- Reign: second half of the 14th c.
- Successor: Radislav
- Born: before 1356
- Died: after 8 October 1382
- Noble family: Bubanjić-Masnović noble family
- Issue: Radislav and Miroslav Masnović
- Memorials: 43°31′17″N 17°44′15″E﻿ / ﻿43.521405306811566°N 17.73749813236478°E Inscription of Mastan Bubanjić near family's court.

= Mastan Bubanjić =

Medieval Bosnian nobleman

Mastan Bubanjić was a member of the medieval Bosnian noble family of Masnović. As a prominent member of a state noble family, rusag's nobility (rusaška gospoda), he bore the title of duke (vojvoda), and had a seat in Drežnica. His legacy includes a rock-inscription on the rock-face in Donja Drežnica, between Jablanica and Mostar, present-day Bosnia and Herzegovina. The inscription was declared a National Monument of Bosnia and Herzegovina by KONS in 2006.

== History ==
The Drežnica valley of the river Drežanka, a tributary of the Neretva, is 21 km long, and it cut between Čabulja in the south and Čvrsnica in the north. It is densely populated in a series of hamlets, which are generally called Donja and Gornja Drežnica.
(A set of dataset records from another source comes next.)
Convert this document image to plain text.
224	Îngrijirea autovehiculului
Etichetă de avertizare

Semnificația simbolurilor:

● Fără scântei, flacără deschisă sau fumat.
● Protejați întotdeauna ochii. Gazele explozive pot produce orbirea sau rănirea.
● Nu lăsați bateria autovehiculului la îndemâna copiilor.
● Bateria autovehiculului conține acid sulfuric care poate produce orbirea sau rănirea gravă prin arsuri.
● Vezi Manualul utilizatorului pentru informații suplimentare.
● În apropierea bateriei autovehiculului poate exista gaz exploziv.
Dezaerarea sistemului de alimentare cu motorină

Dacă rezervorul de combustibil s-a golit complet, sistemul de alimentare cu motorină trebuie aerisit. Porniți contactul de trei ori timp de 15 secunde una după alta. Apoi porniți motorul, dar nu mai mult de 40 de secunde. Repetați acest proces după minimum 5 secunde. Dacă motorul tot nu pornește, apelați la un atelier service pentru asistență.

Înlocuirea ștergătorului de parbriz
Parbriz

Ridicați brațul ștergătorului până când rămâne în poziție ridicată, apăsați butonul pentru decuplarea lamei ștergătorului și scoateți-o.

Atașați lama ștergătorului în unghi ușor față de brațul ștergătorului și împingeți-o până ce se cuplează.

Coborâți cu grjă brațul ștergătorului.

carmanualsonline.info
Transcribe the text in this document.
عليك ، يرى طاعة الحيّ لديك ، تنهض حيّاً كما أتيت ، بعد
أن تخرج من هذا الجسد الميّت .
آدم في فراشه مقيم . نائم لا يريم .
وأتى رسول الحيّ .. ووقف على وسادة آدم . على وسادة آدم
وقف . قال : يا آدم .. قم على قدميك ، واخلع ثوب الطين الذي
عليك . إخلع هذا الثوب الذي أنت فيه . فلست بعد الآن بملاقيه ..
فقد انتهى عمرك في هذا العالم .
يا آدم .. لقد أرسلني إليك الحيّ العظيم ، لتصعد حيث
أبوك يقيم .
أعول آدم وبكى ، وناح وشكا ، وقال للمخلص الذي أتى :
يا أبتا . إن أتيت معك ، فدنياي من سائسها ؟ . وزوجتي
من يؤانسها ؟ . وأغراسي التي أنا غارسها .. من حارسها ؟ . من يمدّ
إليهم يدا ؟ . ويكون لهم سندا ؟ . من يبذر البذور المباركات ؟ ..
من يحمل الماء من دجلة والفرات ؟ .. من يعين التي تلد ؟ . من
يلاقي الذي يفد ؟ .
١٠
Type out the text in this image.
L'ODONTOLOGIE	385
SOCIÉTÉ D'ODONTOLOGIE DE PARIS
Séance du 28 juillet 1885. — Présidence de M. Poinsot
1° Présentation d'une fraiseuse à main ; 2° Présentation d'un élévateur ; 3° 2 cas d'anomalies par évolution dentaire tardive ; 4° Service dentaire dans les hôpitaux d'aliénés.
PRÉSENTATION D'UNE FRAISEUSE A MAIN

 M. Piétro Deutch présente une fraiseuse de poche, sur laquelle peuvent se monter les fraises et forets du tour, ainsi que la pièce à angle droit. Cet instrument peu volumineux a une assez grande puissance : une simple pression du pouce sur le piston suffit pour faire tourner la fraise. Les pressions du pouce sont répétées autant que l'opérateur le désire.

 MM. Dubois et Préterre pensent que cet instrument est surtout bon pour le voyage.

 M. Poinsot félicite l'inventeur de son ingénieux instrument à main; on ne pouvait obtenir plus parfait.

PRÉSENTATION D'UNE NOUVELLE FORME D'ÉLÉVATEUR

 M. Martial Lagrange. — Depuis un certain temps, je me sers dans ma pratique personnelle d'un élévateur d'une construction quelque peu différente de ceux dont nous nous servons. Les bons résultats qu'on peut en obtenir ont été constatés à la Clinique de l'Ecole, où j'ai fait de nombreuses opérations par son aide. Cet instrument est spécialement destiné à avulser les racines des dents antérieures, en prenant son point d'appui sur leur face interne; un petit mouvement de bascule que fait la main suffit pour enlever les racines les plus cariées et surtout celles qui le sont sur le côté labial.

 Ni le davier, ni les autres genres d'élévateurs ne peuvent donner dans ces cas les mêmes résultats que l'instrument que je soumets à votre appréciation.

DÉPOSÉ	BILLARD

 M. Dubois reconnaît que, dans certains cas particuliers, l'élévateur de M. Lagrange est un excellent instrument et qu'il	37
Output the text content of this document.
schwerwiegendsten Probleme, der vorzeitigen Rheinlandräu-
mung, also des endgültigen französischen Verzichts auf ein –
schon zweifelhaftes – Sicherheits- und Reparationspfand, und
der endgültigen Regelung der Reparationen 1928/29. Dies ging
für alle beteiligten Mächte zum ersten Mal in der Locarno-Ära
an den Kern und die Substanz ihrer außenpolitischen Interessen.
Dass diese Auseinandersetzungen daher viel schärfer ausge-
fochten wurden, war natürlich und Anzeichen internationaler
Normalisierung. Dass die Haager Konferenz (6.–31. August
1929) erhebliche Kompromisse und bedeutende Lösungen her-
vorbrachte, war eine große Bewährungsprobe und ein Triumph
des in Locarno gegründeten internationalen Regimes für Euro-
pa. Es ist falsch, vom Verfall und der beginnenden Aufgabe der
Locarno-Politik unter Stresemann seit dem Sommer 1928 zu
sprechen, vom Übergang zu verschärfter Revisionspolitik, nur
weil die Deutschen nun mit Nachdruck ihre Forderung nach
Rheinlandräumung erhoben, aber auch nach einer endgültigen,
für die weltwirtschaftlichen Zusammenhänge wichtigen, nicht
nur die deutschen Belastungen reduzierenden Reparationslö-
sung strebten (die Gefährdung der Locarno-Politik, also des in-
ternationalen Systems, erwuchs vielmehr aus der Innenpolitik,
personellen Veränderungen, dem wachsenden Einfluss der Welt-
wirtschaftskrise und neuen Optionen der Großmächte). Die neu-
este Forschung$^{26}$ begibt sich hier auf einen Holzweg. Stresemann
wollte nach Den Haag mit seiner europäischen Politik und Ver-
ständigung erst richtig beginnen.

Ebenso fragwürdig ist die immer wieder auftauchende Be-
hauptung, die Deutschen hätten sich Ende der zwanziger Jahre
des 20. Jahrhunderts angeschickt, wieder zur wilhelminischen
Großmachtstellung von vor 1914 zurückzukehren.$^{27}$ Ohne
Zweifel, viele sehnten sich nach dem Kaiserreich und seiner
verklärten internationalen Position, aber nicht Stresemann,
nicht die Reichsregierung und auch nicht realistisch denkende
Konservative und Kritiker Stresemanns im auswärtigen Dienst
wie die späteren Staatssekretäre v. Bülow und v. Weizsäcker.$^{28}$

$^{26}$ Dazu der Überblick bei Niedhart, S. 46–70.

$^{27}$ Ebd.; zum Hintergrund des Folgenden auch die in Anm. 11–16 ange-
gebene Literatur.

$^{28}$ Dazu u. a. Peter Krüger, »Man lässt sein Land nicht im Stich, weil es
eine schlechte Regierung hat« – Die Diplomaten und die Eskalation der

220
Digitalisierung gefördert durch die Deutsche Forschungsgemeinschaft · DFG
The area around the river Drežanka belonged to the early medieval župa of Večenika – Večerić, which bordered the župas of Rama and Duvno. With the disintegration of the župa of Večenika, Broćno was first formed, and then Blato. The rest of the territory was still called Večenike (Večenike), although other administrative units were separated from it until the beginning of the 15th century, namely, Planina, Polje and Drežnica. Although small in terms of the number of inhabitants and the area it occupies, Drežnica had a certain administrative-political autarchy, precisely because of its geographical isolation.

Since 1325, the area has been part of the Bosnian Banate, which was ruled by the Kotromanić family. From 1357, together with western Hum, the area came under the Hungarian king Louis I control as a dowry of his wife Elizabeta, daughter of Stjepan II Kotromanić. After the death of King Louis, the entire area returned to the medieval Bosnian state, where it remained until 1463.

Court of Mesnovići noble family was in Donja Drežnica. Duke Mastan Bubanjić and his descendants were prominent members of the family. Legacy of Mastan Bubanjić is his inscription, which can roughly be dated between 1356 and 1366.

In addition to the contents of the inscription, which mentions duke Mastan and his two sons Radoslav and Miroslav, other two reliable written sources about them and the family exist. The first is the document from the Dubrovnik archive on the town's council decisions, in which, on 28 May 1381, admitted Mastan's son, Knez Radoslav, as well as his sons and cousins, into the ranks of Dubrovnik citizens. Another source, dated 8 October 1382, is the decision made by the Dubrovnik council, which allowed Radoslav Mesnović to deposit grain and honey in the city.

== Inscription of the Duke Mastan Bubanjić ==

The inscription of Mastan Bubanjić is found in the rock in Donja Drežnica, in the locality called Toplo. It was declared a National Monument of Bosnia and Herzegovina by KONS, and with its surroundings forms a cultural landscape.

The cultural landscape area includes a leveled area next to a high rock with an inscription, the remains of a medieval settlement on a slope toward the Drežanka river left bank, traces in rock where houses were and walls next to the rocks; also, a thick layer of medieval ceramics is found, with a lot of fragments of the same type were found on the slope towards the Neretva bank. The houses were probably wooden, with one side leaning against the rocks, where natural cuts were used to the greatest extent. The inscription is carved in Bosnian Cyrillic on an almost vertical surface of the rock on an area of 110 x 75 cm, raised about 2 m from the ground.

Transcription in Bosnian using Latin script:
 Va ime oca i s(i)na i s(ve)tago duha. Ase dvor' voevode M(a)sna i negoviju s(i)nu Radosl(a)va i Mirosl(a)va. Se pisa rab' b(o)ži i svetago D(i)mitrija u dni g(ospo)d(i)na krala ugarskoga Loiša i g(ospo)d(i)na bana bosan'skoga Tvr'tka. Tko bi to potr'l' da e proklet' oc(e)m' i s(i)nom' i s(ve)tim' d(u)hom'.
Translation in English:
 In the name of the father and the son and the holy spirit. Here is the court of duke Mastan and his sons Radoslav and Miroslav. This was written by the servant of God and Saint Demetrius in the days of Lord King Lois of Hungary and Lord Ban Tvrtko of Bosnia. Whoever would wipe it away, may he be cursed by the father and the son and the holy spirit.

== Literatura ==

- Pavao Anđelić, Srednjovjekovna župa Večenike-Večerić, Glasnik Zemaljskog muzeja u Sarajevu, arheologija, Sarajevo, 1976, 259 -279.